The Agility A2 VR Teleoperation VLA Suite is suitable for universities, AI robotics research labs, teaching laboratories, industrial R&D teams, and advanced robotics startups.
For universities, it can be used in embodied AI courses, robot learning experiments, and student research projects. For research labs, it provides a practical platform for VLA model testing, imitation learning, and real-world manipulation studies. For startups and R&D teams, it can support fast proof-of-concept validation before building a more specialized robot system.
Because the platform supports ROS2, NVIDIA Isaac, MoveIt, MuJoCo, Python, C++, URDF, VLA, and IK-related development, it also gives developers more flexibility for integration and secondary development.
Building a VLA robot system from scratch can be time-consuming. Teams need to integrate robotic arms, cameras, VR control, data acquisition, communication, simulation tools, motion planning, and AI model pipelines.

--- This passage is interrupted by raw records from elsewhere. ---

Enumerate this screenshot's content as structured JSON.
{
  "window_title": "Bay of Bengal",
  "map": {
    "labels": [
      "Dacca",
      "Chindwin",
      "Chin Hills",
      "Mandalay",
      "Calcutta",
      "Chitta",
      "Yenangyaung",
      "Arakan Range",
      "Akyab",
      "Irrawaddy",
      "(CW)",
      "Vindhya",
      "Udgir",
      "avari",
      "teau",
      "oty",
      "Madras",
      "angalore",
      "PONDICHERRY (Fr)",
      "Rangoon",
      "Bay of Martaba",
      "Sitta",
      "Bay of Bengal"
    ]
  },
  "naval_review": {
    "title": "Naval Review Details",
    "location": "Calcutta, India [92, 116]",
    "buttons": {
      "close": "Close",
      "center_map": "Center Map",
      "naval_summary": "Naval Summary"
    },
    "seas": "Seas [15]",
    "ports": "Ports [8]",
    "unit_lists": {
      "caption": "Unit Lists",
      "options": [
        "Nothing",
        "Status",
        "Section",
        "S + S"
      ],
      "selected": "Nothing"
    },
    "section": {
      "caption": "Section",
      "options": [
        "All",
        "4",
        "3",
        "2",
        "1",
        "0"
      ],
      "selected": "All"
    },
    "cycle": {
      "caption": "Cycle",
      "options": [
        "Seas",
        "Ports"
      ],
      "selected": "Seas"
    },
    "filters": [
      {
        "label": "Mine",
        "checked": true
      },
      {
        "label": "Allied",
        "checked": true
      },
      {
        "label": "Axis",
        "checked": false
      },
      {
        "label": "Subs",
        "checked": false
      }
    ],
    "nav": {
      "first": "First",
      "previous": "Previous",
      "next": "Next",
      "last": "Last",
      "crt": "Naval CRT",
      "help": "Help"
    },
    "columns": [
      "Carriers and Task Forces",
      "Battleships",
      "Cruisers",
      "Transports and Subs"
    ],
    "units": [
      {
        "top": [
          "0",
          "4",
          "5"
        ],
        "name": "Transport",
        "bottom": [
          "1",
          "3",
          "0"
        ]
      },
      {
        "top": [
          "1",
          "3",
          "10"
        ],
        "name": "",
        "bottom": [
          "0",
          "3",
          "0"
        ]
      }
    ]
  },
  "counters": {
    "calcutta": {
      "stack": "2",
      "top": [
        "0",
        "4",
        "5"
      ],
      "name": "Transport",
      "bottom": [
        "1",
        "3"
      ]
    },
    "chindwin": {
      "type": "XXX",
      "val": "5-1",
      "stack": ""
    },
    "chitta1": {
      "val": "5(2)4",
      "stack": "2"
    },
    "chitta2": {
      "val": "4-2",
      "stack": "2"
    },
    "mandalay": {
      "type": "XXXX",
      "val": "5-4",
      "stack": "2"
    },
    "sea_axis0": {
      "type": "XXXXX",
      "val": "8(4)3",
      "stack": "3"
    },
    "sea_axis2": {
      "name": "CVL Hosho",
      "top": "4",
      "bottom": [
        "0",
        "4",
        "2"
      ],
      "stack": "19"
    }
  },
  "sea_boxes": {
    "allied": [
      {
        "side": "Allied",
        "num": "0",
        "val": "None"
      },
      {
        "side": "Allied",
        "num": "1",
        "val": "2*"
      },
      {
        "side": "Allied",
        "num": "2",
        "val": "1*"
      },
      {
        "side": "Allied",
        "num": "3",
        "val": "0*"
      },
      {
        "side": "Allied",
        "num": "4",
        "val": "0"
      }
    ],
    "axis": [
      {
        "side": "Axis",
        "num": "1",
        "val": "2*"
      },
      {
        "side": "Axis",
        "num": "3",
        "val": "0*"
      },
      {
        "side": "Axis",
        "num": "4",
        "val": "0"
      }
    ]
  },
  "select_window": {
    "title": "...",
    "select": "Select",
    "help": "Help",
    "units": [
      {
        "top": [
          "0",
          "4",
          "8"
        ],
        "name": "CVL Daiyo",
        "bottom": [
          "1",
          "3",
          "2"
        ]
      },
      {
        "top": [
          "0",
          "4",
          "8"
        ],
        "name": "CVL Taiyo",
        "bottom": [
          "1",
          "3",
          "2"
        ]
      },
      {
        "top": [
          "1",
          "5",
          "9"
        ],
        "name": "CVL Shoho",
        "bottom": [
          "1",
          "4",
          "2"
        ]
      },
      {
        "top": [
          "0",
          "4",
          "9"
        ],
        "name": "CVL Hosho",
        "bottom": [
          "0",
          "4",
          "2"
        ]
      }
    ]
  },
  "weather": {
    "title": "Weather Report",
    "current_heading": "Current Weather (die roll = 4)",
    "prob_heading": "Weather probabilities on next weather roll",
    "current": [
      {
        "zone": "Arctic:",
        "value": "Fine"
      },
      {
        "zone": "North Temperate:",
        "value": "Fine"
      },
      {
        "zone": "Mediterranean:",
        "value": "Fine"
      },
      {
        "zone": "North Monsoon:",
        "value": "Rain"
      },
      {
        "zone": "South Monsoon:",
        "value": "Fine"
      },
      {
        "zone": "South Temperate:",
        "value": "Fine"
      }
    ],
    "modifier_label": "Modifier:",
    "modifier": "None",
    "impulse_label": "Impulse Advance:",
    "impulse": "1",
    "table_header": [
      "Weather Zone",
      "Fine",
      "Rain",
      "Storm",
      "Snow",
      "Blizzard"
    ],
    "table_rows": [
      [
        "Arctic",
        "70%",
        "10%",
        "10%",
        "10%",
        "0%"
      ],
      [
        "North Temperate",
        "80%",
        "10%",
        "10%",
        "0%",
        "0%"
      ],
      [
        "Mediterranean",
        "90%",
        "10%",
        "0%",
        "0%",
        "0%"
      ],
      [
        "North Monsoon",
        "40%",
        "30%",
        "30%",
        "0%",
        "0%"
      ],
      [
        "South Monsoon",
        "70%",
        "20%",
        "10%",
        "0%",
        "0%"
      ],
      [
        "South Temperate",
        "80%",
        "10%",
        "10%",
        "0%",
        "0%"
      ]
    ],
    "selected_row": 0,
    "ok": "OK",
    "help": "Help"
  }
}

The Agility A2 VLA Suite reduces this development burden by offering a more complete platform for data collection, teleoperation, training, and inference. Users can spend less time on basic hardware-software integration and more time on model performance, task design, dataset quality, and application validation.
For teams working on embodied AI, this can significantly improve development efficiency.
The Agility A2 VR Teleoperation VLA Suite is more than a dual-arm robotic platform. It is a complete research-ready system for embodied AI, VLA training, imitation learning, and real-world robot manipulation.
With ACT as the default model and optional support for SmoLVLA, Pi0, Pi0.5, and XVLA, the platform gives researchers and developers the flexibility to explore different VLA workflows on one integrated robotic system.
By combining VR teleoperation, multi-camera 3D vision, synchronized data acquisition, dual-arm manipulation, and ROS2/NVIDIA Isaac-compatible development tools, Agility A2 helps accelerate the path from human demonstration to robot learning and from AI model testing to real-world task execution.
For universities, research labs, and robotics teams looking for a practical VLA-ready dual-arm platform, the Agility A2 VR Teleoperation VLA Suite provides a powerful foundation for the next stage of embodied AI research.